Os auditores fiscais da Alfândega e da Delegacia da Receita Federal de Santos, no litoral de São Paulo, decidiram em assembleia nesta segunda-feira (21) pela continuidade da greve. A paralisação começa nesta terça-feira (22) e segue até quinta-feira (24). Haverá também uma paralisação entre os dias 29 de novembro a 1º de dezembro. Nos outros dias, terá operação padrão na Alfândega do Porto de Santos e operação crédito zero na Delegacia da Receita Federal.

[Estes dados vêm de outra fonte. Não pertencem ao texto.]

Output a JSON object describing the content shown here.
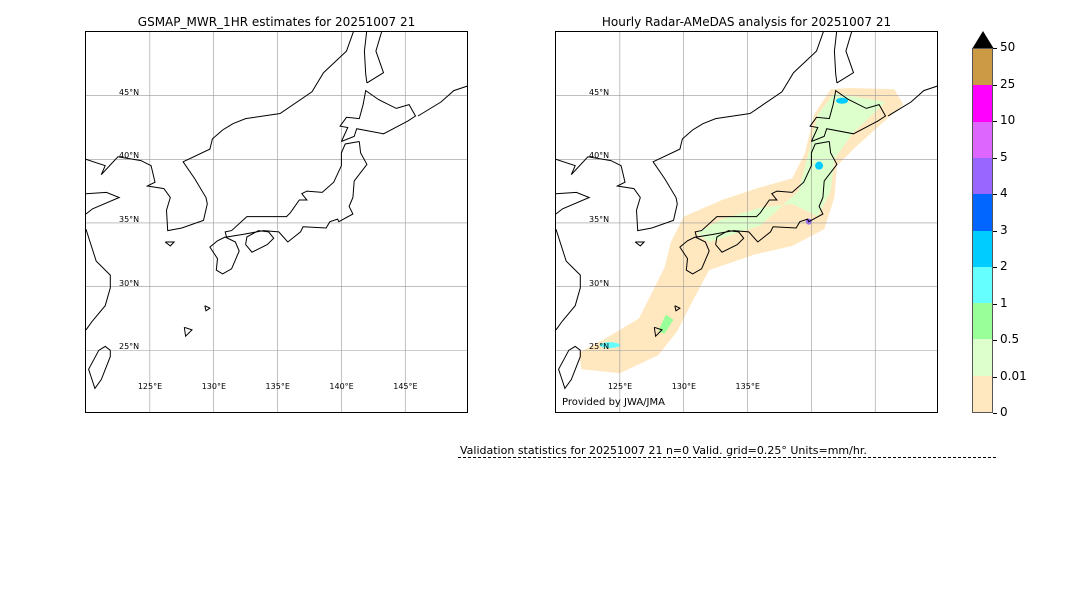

De acordo com o Sindifisco Santos, durante os dias de greve, no Porto de Santos serão liberados somente cargas vivas, perigosas, medicamentos, perecíveis, urnas funerárias e fornecimento de bordo. Já na Delegacia da Receita Federal serão paralisadas as atividades de fiscalização, lançamento de créditos tributários, concessão de isenções e restituições tributárias e julgamento de recursos.

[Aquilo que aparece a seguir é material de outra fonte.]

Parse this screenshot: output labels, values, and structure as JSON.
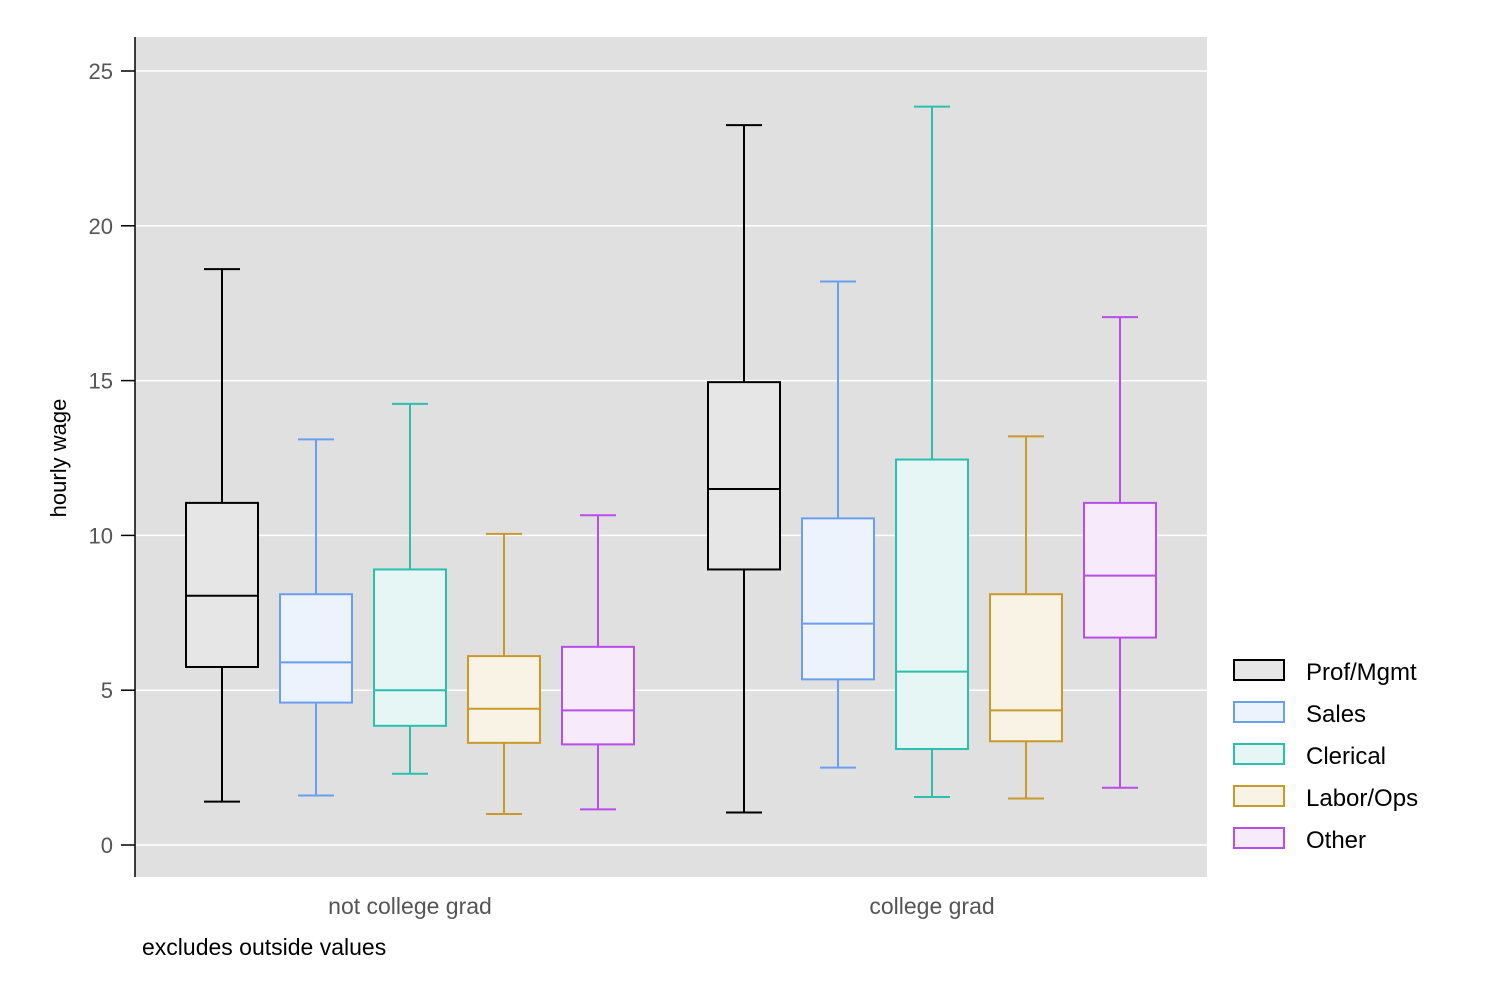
{
  "chart_data": {
    "type": "box",
    "title": "",
    "xlabel": "",
    "ylabel": "hourly wage",
    "note": "excludes outside values",
    "ylim": [
      -1,
      26
    ],
    "yticks": [
      0,
      5,
      10,
      15,
      20,
      25
    ],
    "grid": true,
    "legend_position": "right",
    "categories": [
      "not college grad",
      "college grad"
    ],
    "series": [
      {
        "name": "Prof/Mgmt",
        "color": "#000000",
        "fill": "#e6e6e6",
        "boxes": [
          {
            "whisker_low": 1.4,
            "q1": 5.75,
            "median": 8.05,
            "q3": 11.05,
            "whisker_high": 18.6
          },
          {
            "whisker_low": 1.05,
            "q1": 8.9,
            "median": 11.5,
            "q3": 14.95,
            "whisker_high": 23.25
          }
        ]
      },
      {
        "name": "Sales",
        "color": "#6a9ff0",
        "fill": "#edf3fd",
        "boxes": [
          {
            "whisker_low": 1.6,
            "q1": 4.6,
            "median": 5.9,
            "q3": 8.1,
            "whisker_high": 13.1
          },
          {
            "whisker_low": 2.5,
            "q1": 5.35,
            "median": 7.15,
            "q3": 10.55,
            "whisker_high": 18.2
          }
        ]
      },
      {
        "name": "Clerical",
        "color": "#2bbfb0",
        "fill": "#e5f6f4",
        "boxes": [
          {
            "whisker_low": 2.3,
            "q1": 3.85,
            "median": 5.0,
            "q3": 8.9,
            "whisker_high": 14.25
          },
          {
            "whisker_low": 1.55,
            "q1": 3.1,
            "median": 5.6,
            "q3": 12.45,
            "whisker_high": 23.85
          }
        ]
      },
      {
        "name": "Labor/Ops",
        "color": "#c9992a",
        "fill": "#f9f3e6",
        "boxes": [
          {
            "whisker_low": 1.0,
            "q1": 3.3,
            "median": 4.4,
            "q3": 6.1,
            "whisker_high": 10.05
          },
          {
            "whisker_low": 1.5,
            "q1": 3.35,
            "median": 4.35,
            "q3": 8.1,
            "whisker_high": 13.2
          }
        ]
      },
      {
        "name": "Other",
        "color": "#b84de8",
        "fill": "#f6eafb",
        "boxes": [
          {
            "whisker_low": 1.15,
            "q1": 3.25,
            "median": 4.35,
            "q3": 6.4,
            "whisker_high": 10.65
          },
          {
            "whisker_low": 1.85,
            "q1": 6.7,
            "median": 8.7,
            "q3": 11.05,
            "whisker_high": 17.05
          }
        ]
      }
    ]
  }
}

Em Santos, há cerca de 180 auditores, sendo 120 na Alfândega e 60 na Delegacia da Receita Federal. A estimativa do sindicato local é que 90% da categoria participe dos dias de greve, com 30% se mantendo disponível para atender emergências e casos especiais.

A estimativa do sindicato é que os 10 dias de greve neste mês de novembro, somados a mais estes seis dias, resultem na retenção de cerca de 16 mil contêineres e um atraso na arrecadação estimado em R$ 1,6 bilhões. Já na Delegacia da Receita Federal em Santos deixaram de ser lançados este ano R$ 180 milhões em tributos e contribuições e em nível nacional este valor chega a R$ 80 bilhões.

Reivindicação
A categoria vem realizando paralisações desde julho. Eles dizem que são prejudicados pelo relatório substitutivo do Projeto de Lei 5864/16, aprovado no dia 9 de novembro, na Câmara dos Deputados. O PL sofreu profunda desfiguração desde que começou a tramitar no Congresso.

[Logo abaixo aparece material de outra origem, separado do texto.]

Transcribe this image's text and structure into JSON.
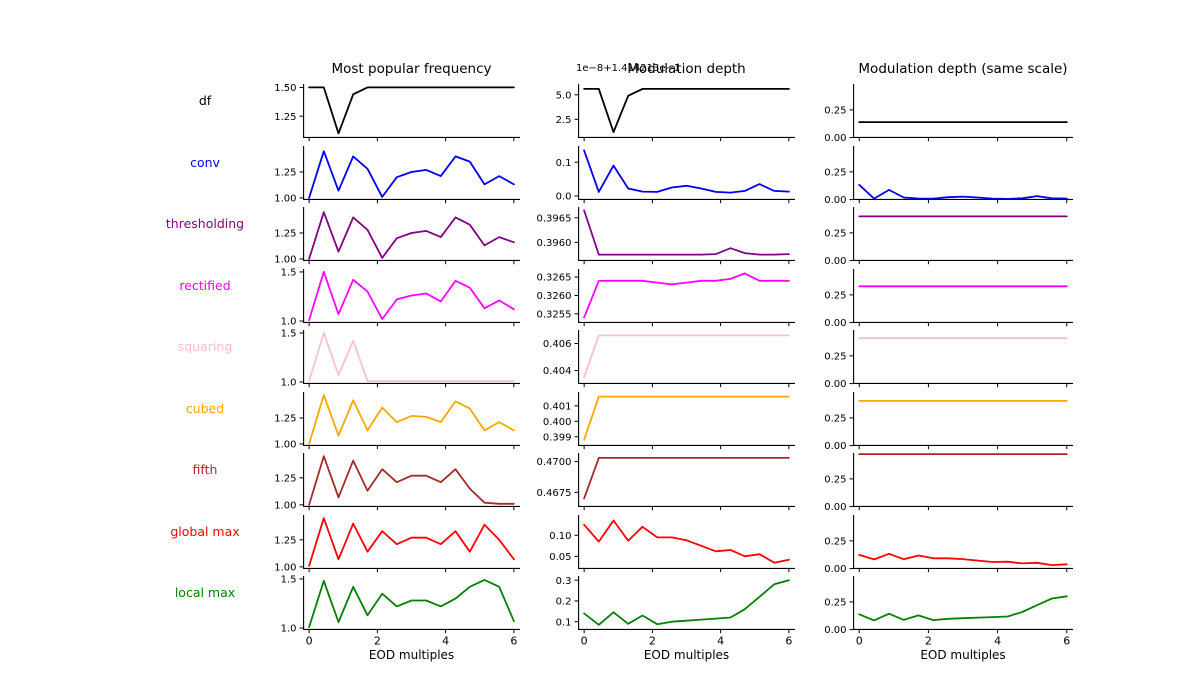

Ainda segundo o sindicato, o PL trata da recomposição salarial e da regularização de normas que garantem a independência e a autonomia do trabalho do auditor fiscal. Para a categoria, o relatório aprovado retira a autoridade do auditor fiscal e desestrutura a Receita Federal, causando um verdadeiro desmonte no órgão.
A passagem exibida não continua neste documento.